POSKUPANG.COM, KUPANG - Komunitas Independent Men of Flobamora atau IMoF NTT banjir pujian dan dukungan dari pemerintah dan lembaga swadaya yang ada di NTT.
Ridho Herewila, Koordinator IMoF NTT diharapkan segera membentuk badan hukum agar ada kepastian dan perlindungan hukum bagi organisasi keberagaman gender dan seksualitas ini.
Dukungan itu terungkap dalam Fokus Group Discussion (FGD) Mari Katong Bangun, Bergerak dan Tata Ulang Ruang Aman Supaya Nyaman di Tanah Flobamorata yang digelar IMoF, tanggal 12 dan 19 Januari 2022.
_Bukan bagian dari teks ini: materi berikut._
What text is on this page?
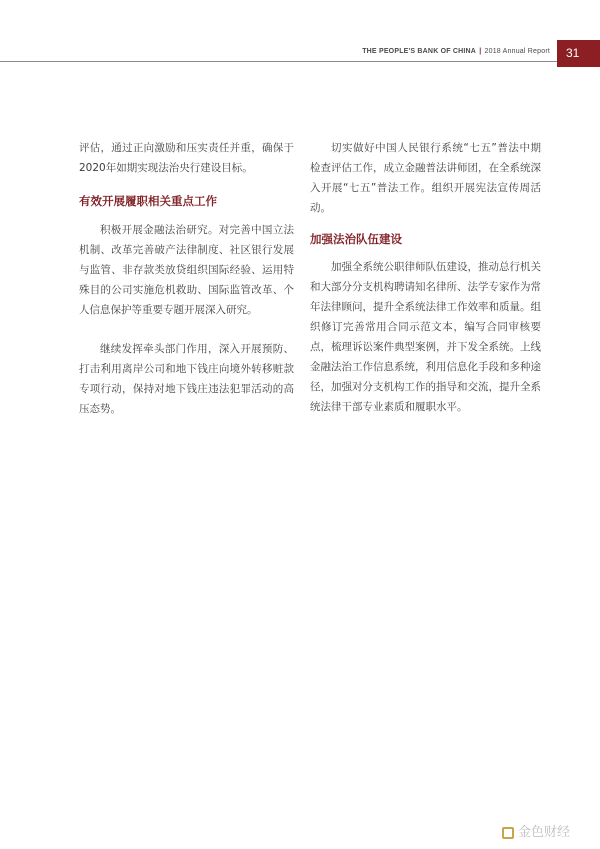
THE PEOPLE'S BANK OF CHINA | 2018 Annual Report	31

评估，通过正向激励和压实责任并重，确保于2020年如期实现法治央行建设目标。

有效开展履职相关重点工作

积极开展金融法治研究。对完善中国立法机制、改革完善破产法律制度、社区银行发展与监管、非存款类放贷组织国际经验、运用特殊目的公司实施危机救助、国际监管改革、个人信息保护等重要专题开展深入研究。

继续发挥牵头部门作用，深入开展预防、打击利用离岸公司和地下钱庄向境外转移赃款专项行动，保持对地下钱庄违法犯罪活动的高压态势。

切实做好中国人民银行系统“七五”普法中期检查评估工作，成立金融普法讲师团，在全系统深入开展“七五”普法工作。组织开展宪法宣传周活动。

加强法治队伍建设

加强全系统公职律师队伍建设，推动总行机关和大部分分支机构聘请知名律所、法学专家作为常年法律顾问，提升全系统法律工作效率和质量。组织修订完善常用合同示范文本，编写合同审核要点，梳理诉讼案件典型案例，并下发全系统。上线金融法治工作信息系统，利用信息化手段和多种途径，加强对分支机构工作的指导和交流，提升全系统法律干部专业素质和履职水平。

金色财经
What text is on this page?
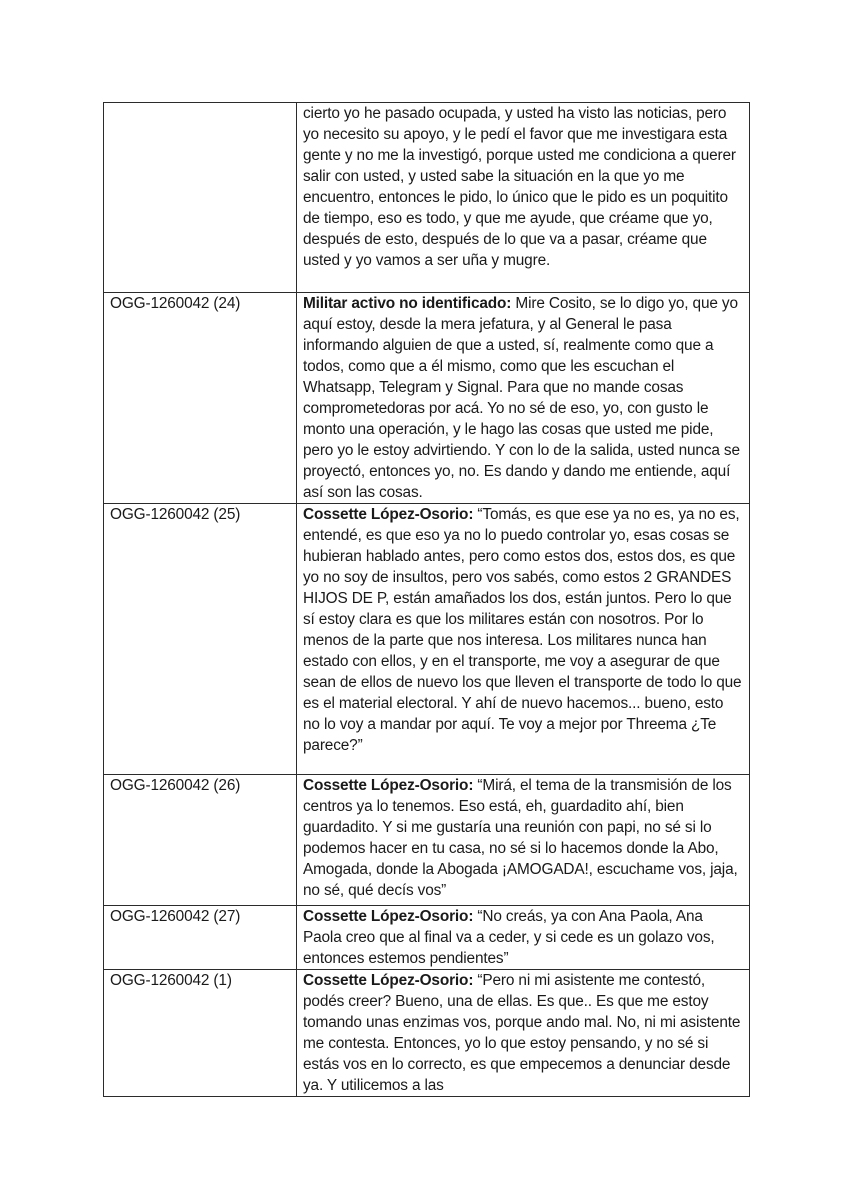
	cierto yo he pasado ocupada, y usted ha visto las noticias, pero yo necesito su apoyo, y le pedí el favor que me investigara esta gente y no me la investigó, porque usted me condiciona a querer salir con usted, y usted sabe la situación en la que yo me encuentro, entonces le pido, lo único que le pido es un poquitito de tiempo, eso es todo, y que me ayude, que créame que yo, después de esto, después de lo que va a pasar, créame que usted y yo vamos a ser uña y mugre.
OGG-1260042 (24)	Militar activo no identificado: Mire Cosito, se lo digo yo, que yo aquí estoy, desde la mera jefatura, y al General le pasa informando alguien de que a usted, sí, realmente como que a todos, como que a él mismo, como que les escuchan el Whatsapp, Telegram y Signal. Para que no mande cosas comprometedoras por acá. Yo no sé de eso, yo, con gusto le monto una operación, y le hago las cosas que usted me pide, pero yo le estoy advirtiendo. Y con lo de la salida, usted nunca se proyectó, entonces yo, no. Es dando y dando me entiende, aquí así son las cosas.
OGG-1260042 (25)	Cossette López-Osorio: “Tomás, es que ese ya no es, ya no es, entendé, es que eso ya no lo puedo controlar yo, esas cosas se hubieran hablado antes, pero como estos dos, estos dos, es que yo no soy de insultos, pero vos sabés, como estos 2 GRANDES HIJOS DE P, están amañados los dos, están juntos. Pero lo que sí estoy clara es que los militares están con nosotros. Por lo menos de la parte que nos interesa. Los militares nunca han estado con ellos, y en el transporte, me voy a asegurar de que sean de ellos de nuevo los que lleven el transporte de todo lo que es el material electoral. Y ahí de nuevo hacemos... bueno, esto no lo voy a mandar por aquí. Te voy a mejor por Threema ¿Te parece?”
OGG-1260042 (26)	Cossette López-Osorio: “Mirá, el tema de la transmisión de los centros ya lo tenemos. Eso está, eh, guardadito ahí, bien guardadito. Y si me gustaría una reunión con papi, no sé si lo podemos hacer en tu casa, no sé si lo hacemos donde la Abo, Amogada, donde la Abogada ¡AMOGADA!, escuchame vos, jaja, no sé, qué decís vos”
OGG-1260042 (27)	Cossette López-Osorio: “No creás, ya con Ana Paola, Ana Paola creo que al final va a ceder, y si cede es un golazo vos, entonces estemos pendientes”
OGG-1260042 (1)	Cossette López-Osorio: “Pero ni mi asistente me contestó, podés creer? Bueno, una de ellas. Es que.. Es que me estoy tomando unas enzimas vos, porque ando mal. No, ni mi asistente me contesta. Entonces, yo lo que estoy pensando, y no sé si estás vos en lo correcto, es que empecemos a denunciar desde ya. Y utilicemos a las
Diskusi ini diikuti oleh Komunitas IMoF NTT, Forum Pelangi Kasih, Perwakub, LBH APIK NTT, Dinas Sosial, KPAD, DInas Pariwisata, Akademisi dan berbagai organisasi perempuan dan anak, serta keberagaman gender dan seksualitas lainnya.
Ridho Herewila menyambut baik usulan tersebut. Menurutnya, kini IMoF mengkoordinasi seluruh organisasi KGS di NTT dan sering berjejaring dengan pemerintah untuk mengakomodir kebutuhan teman-teman KGS.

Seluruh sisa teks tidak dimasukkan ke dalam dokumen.